Ce deuil, silencieux et personnel, s’ajoute à celui de centaines de familles dont les membres n’ont jamais été retrouvés.
Un pressentiment tragique
Dès l’embarquement, Seyni Djiba avait senti que quelque chose n’allait pas. Le bateau, selon lui, était visiblement surchargé et inclinait dangereusement.
»Avant même de monter à bord, j’ai vu que le navire avait un problème d’équilibre. Les passagers se déplaçaient lentement. On sentait que le Joola peinait à naviguer. »
Il se rappelle avoir alerté un cousin, Wahani Niassy, quelques heures avant le drame.
»Je l’ai fait monter avec moi à l’arrière du pont. J’ai regardé les vagues, j’ai senti que le bateau avait des difficultés. Je lui ai dit : ce bateau, même s’il arrive à Dakar, ce sera avec du retard. Deux heures après, il a chaviré. »
Le mémorial du Joola : « une coquille vide »
Vingt ans après la tragédie, un mémorial a été construit pour honorer les victimes. Mais pour Seyni Djiba, ce projet est loin d’avoir répondu aux attentes.
»C’est joli à voir, mais c’est vide. Ce n’est qu’un bâtiment. Aucun contenu, aucun usage. C’est comme un mendiant assis sur une mine d’or. »

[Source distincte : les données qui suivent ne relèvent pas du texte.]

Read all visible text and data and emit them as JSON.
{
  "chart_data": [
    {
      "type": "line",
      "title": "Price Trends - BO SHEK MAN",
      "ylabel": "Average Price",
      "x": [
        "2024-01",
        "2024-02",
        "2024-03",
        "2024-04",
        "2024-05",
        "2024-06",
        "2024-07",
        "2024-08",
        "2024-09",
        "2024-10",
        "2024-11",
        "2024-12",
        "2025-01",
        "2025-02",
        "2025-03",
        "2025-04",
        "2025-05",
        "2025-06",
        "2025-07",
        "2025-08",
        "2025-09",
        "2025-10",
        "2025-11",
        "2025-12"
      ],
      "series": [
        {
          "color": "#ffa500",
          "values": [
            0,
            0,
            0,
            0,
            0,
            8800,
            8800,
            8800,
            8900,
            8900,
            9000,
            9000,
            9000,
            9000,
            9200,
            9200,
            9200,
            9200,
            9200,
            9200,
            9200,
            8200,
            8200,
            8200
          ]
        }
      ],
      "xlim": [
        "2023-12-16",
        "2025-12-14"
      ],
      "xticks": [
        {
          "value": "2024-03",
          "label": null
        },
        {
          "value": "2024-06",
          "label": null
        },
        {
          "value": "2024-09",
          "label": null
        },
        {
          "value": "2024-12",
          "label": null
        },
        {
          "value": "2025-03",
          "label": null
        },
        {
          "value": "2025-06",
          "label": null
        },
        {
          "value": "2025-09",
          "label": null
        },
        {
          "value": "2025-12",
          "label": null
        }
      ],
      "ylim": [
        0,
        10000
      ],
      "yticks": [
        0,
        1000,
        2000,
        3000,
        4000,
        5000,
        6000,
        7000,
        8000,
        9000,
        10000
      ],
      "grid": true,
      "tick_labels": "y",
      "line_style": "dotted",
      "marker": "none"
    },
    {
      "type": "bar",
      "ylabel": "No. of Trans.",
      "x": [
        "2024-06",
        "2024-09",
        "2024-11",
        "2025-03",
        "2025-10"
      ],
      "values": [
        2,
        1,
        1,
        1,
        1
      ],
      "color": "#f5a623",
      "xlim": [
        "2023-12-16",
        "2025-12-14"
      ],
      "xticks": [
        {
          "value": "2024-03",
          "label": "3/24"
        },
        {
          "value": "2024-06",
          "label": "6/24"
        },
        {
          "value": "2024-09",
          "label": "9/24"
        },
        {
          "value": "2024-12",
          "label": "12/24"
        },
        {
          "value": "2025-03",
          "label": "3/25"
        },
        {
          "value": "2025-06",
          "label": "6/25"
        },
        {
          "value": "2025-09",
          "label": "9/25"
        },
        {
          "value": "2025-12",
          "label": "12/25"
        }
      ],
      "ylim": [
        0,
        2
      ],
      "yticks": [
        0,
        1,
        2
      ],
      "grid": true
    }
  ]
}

Des promesses avaient été faites : expositions, films documentaires, photos des victimes, activités pédagogiques… Mais rien de tout cela n’a été mis en œuvre.
»Ils ont collecté nos témoignages, pris des photos. Ils devaient faire vivre le lieu comme à Gorée, avec des visites payantes, des touristes, de la mémoire active. Mais aujourd’hui, il n’y a rien. C’est un bijou non exploité. »
Le silence autour du traumatisme
Au-delà des bâtiments, Seyni pointe une absence totale de soutien psychologique pour les rescapés.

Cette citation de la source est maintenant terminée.